Where It Fits in Beijing's Hotel Geography
Beijing's premium hotel market distributes itself across several distinct zones. The Aman Summer Palace operates at the city's northwestern edge against imperial garden grounds, producing a stay that is essentially a withdrawal from Beijing's energy. The Mandarin Oriental Qianmen anchors itself to historic Qianmen's southern reach, near the Temple of Heaven. The Bvlgari Hotel Beijing and China World Summit Wing, Beijing operate from within the CBD's financial concentration. Each of these properties reflects a specific read on what Beijing means and which version of the city a guest should be handed on arrival.

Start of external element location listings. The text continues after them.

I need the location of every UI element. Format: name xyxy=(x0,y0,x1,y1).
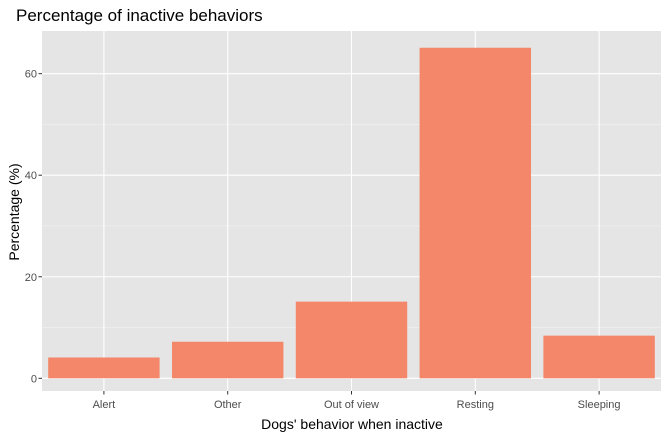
x-tick-label-4: Sleeping xyxy=(578,399,621,411)
bars xyxy=(48,47,655,379)
y-axis: 0 20 40 60 xyxy=(25,69,42,385)
bar-out-of-view xyxy=(295,301,408,379)
y-tick-label-0: 0 xyxy=(31,373,37,385)
y-tick-label-2: 40 xyxy=(25,170,37,182)
x-axis-title: Dogs' behavior when inactive xyxy=(261,416,443,432)
y-axis-title: Percentage (%) xyxy=(6,163,22,260)
bar-other xyxy=(171,341,284,379)
x-tick-label-1: Other xyxy=(214,399,242,411)
x-tick-label-0: Alert xyxy=(93,399,116,411)
bar-alert xyxy=(48,357,160,379)
x-tick-label-2: Out of view xyxy=(324,399,379,411)
bar-sleeping xyxy=(543,335,655,379)
y-tick-label-3: 60 xyxy=(25,69,37,81)
x-axis: Alert Other Out of view Resting Sleeping xyxy=(93,391,621,411)
bar-resting xyxy=(419,47,532,379)
y-tick-label-1: 20 xyxy=(25,272,37,284)
chart-title: Percentage of inactive behaviors xyxy=(16,6,263,25)
x-tick-label-3: Resting xyxy=(457,399,494,411)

The InterContinental Sanlitun makes a different bet: that the most interesting version of contemporary Beijing is the one playing out in a shopping and nightlife district with a strong international dining scene and a live-music bar open late on a Tuesday. That is a legitimate argument, particularly for travellers whose interest in the capital runs through its present tense rather than its historical inventory. Properties like the Eclat Beijing stake out a design-art niche in a quieter Chaoyang pocket; the InterContinental Sanlitun opts for placement at the centre of the action. The Brickyard Retreat at Mutianyu Great Wall represents the furthest possible departure from the Sanlitun logic, trading urban density for rural quiet at the Great Wall's edge.

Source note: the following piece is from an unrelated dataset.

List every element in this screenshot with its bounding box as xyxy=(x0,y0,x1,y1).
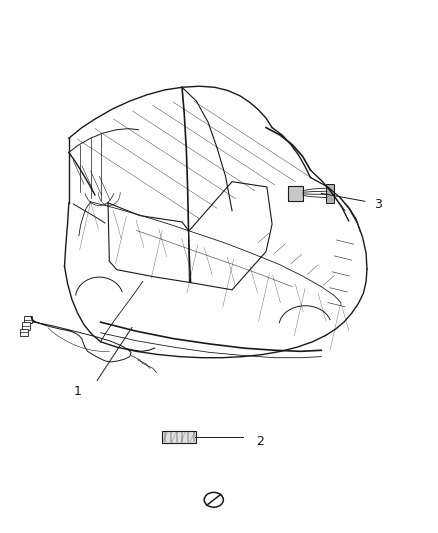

For the business traveller working out of the embassy quarter, the location on South Sanlitun Road is functionally excellent. For the leisure traveller who wants Beijing's international-facing culture rather than its historical monuments as a primary frame, Sanlitun is the correct district and this building is among its most coherent hotel options. See our full Beijing restaurants guide for how the neighbourhood's dining scene extends beyond the hotel's own outlets.

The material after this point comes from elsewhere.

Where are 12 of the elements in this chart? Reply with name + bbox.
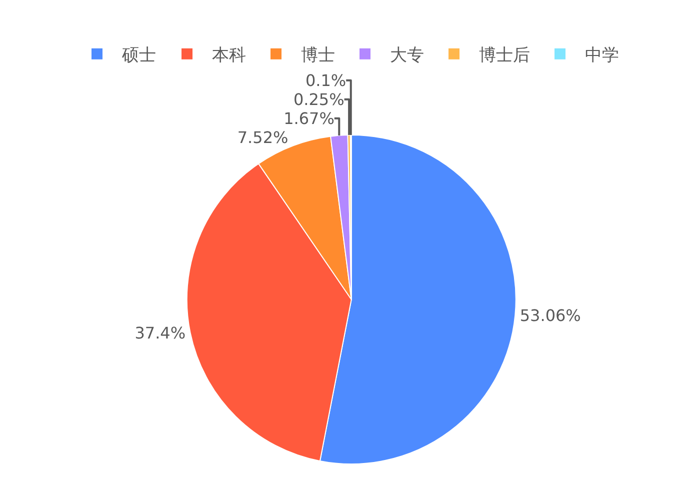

IHG's reach across China also means the Sanlitun property is part of a network that extends to properties like the Hyatt Place Nanjing Xuanwu in Nanjing and further afield to destinations including 1 Hotel Haitang Bay, Sanya and Altira Macau, useful context for travellers building multi-city China itineraries around a single loyalty programme. Those looking beyond China entirely might consider how properties like Aman New York or The Fifth Avenue Hotel in New York City handle the equivalent challenge of placing a luxury hotel inside a high-energy urban district.
Planning Your Stay
The hotel sits at No. 1 South Sanlitun Road in Chaoyang District, postal code 100027. Weekend traffic through Sanlitun is a consistent friction point, and the hotel's own materials flag it as something to plan around rather than ignore. Guests arriving on weekdays will find the district considerably easier to move through. Club InterContinental access requires a room upgrade at booking; given the lounge's orientation and the included food and drink provisions, the differential is worth pricing against the cost of separate breakfast and evening drinks in the neighbourhood. The private gym room requires advance reservation. Leading Bar's Tuesday whiskey sour promotion runs alongside live music, making it the highest-energy night in the hotel's weekly calendar.